Words Tony Dunnell Illustrations Tim Cheng
*Featured in Crave’s Issue 81, March 2017
| First Things First
What to do
Lima’s historic centre is a designated UNESCO World Heritage site, full of cathedrals and colonial mansions. Don’t miss the impressive Plaza Major, a grand monument to the city’s colonial past, dominated by the Government Palace. Then there’s the Monastery of San Francisco, below which lie a series of creepy catacombs riddled with bones.
On the coast a few kilometres further south is the upscale Miraflores district, a hotspot for foreign travellers with plenty of restaurants and immediate access to the cliff-top Malecón, or coastal path. It borders the bohemian district of Barranco, home to artists, cafe culture and colourful street art.
For a romantic night out or fun with the kids, head to the Magic Water Circuit for illuminated fountains and colourful water shows. If you’re a history buff, don’t miss the Museo de la Nación and Museo Larco. Then take a day trip south of the city to the vast pre-Inca archaeological site of Pachacamac, or further north to the ruins of Caral, the oldest known city in the Americas.
Where to Stay
Gran Hotel Bolivar
Its glory days of hosting royalty and Hollywood stars are over, but the supposedly haunted Gran Hotel Bolivar retains a sense of regal luxury at surprisingly affordable prices
Jirón de la Unión 958, Lima
T +51 1 619 7171
Hilton Lima Miraflores
Stylish, comfortable and located in a quiet part of Miraflores, the Hilton Lima Miraflores has double rooms for less than US$200 and rooftop swimming pools with stunning city views.
Avenida La Paz 1099, Miraflores, Lima
T +51 1 200 8000
Lima’s first true arts boutique hotel combines colonial luxury with contemporary style in the Barranco district.
Sáenz Peña 204, Barranco, Lima
T +51 1 206 0800
What to Eat
Whether you eat ceviche in a world-renowned cevicheria such as Gastón Acurio’s La Mar or Rafael Osterling’s El Mercado, or at a market stall in Chorrillos, this seafood dish is the pure taste of Lima.
Aji de Gallina
This dish of chicken in a mildly spicy creamy sauce is made with ají amarillo, arguably the most important ingredient in Peruvian cuisine. Try a traditional version in any family-run restaurant, or a more creative option at Saqra in Miraflores.
The Peruvian meat-on-a-stick street-food classic, anticuchos are sold from carts all across Lima. Beef heart anticuchos are the most popular, marinated in vinegar and spices.

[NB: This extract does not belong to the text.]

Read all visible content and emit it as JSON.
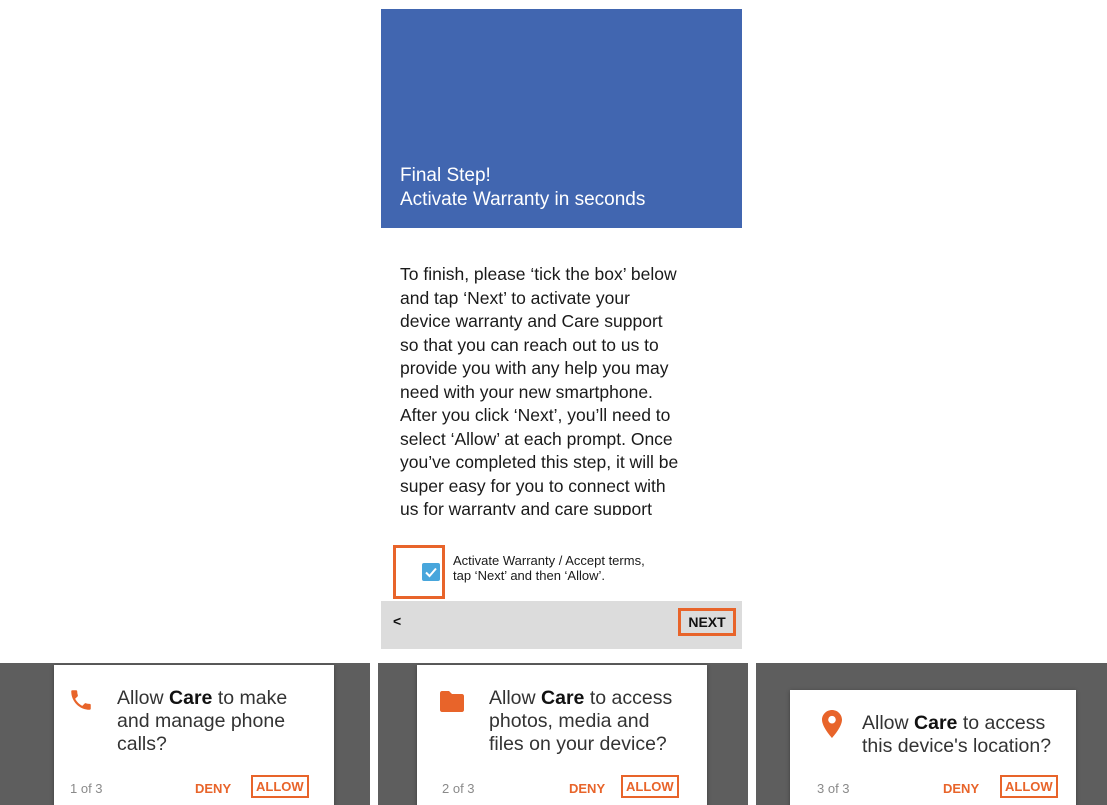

The coastal sandwich of choice, the butifarra is loaded with thick slices of hot jamón del país (Peruvian ham) and salsa criolla. It’s the perfect after-bar snack, sold from street carts including those in Parque Kennedy in Miraflores.
Suspiro a la Limeña
The “Sigh of Lima” is arguably the capital’s most iconic dessert. A layer or manjar blanco (Peruvian dulce de leche) is topped with a thick layer of meringue made from egg whites and port wine, sprinkled with cinnamon. For an authentic version, head to Rincón Chami in Miraflores.